2. Les descriptifs de la compétence langagière dans le CECR sont clairs, formulés de façon positive et bien adaptés pour l’autoévaluation ce qui séduit les enseignants ;

3. Le cadre est suffisamment souple pour subir de petites modifications qui tiendraient compte du système éducatif du pays ;

4. Le cadre élaboré par le Conseil de l’Europe, représentant plus de trente années de travaux, est reconnu au niveau international et disponible à des fins d’utilisation dans tous les pays.

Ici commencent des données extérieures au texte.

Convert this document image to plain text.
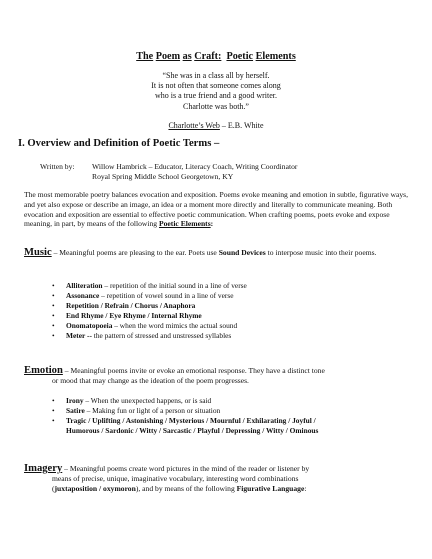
The Poem as Craft: Poetic Elements
“She was in a class all by herself.
It is not often that someone comes along
who is a true friend and a good writer.
Charlotte was both.”
Charlotte’s Web – E.B. White
I. Overview and Definition of Poetic Terms –
Written by: Willow Hambrick – Educator, Literacy Coach, Writing Coordinator
Royal Spring Middle School Georgetown, KY
The most memorable poetry balances evocation and exposition. Poems evoke meaning and emotion in subtle, figurative ways, and yet also expose or describe an image, an idea or a moment more directly and literally to communicate meaning. Both evocation and exposition are essential to effective poetic communication. When crafting poems, poets evoke and expose meaning, in part, by means of the following Poetic Elements:
Music – Meaningful poems are pleasing to the ear. Poets use Sound Devices to interpose music into their poems.
• Alliteration – repetition of the initial sound in a line of verse
• Assonance – repetition of vowel sound in a line of verse
• Repetition / Refrain / Chorus / Anaphora
• End Rhyme / Eye Rhyme / Internal Rhyme
• Onomatopoeia – when the word mimics the actual sound
• Meter -- the pattern of stressed and unstressed syllables
Emotion – Meaningful poems invite or evoke an emotional response. They have a distinct tone
or mood that may change as the ideation of the poem progresses.
• Irony – When the unexpected happens, or is said
• Satire – Making fun or light of a person or situation
• Tragic / Uplifting / Astonishing / Mysterious / Mournful / Exhilarating / Joyful /
Humorous / Sardonic / Witty / Sarcastic / Playful / Depressing / Witty / Ominous
Imagery – Meaningful poems create word pictures in the mind of the reader or listener by
means of precise, unique, imaginative vocabulary, interesting word combinations
(juxtaposition / oxymoron), and by means of the following Figurative Language:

Au regard de ces différents points, Wally Lazaruk a donc conclu à une possible adaptation du CECR dans le système canadien et semble lui-même tout à fait convaincu de l’utilité d’une telle mise en place. Selon lui, le CECR au Canada pourrait combler un besoin important de développer une base commune de référence dans l’enseignement et l’évaluation. Les examens internationaux pourraient être une façon efficace d’appliquer le cadre européen d’autant que les apprenants en général accordent beaucoup d’importance à la reconnaissance de leurs compétences en français au-delà des frontières de leur pays.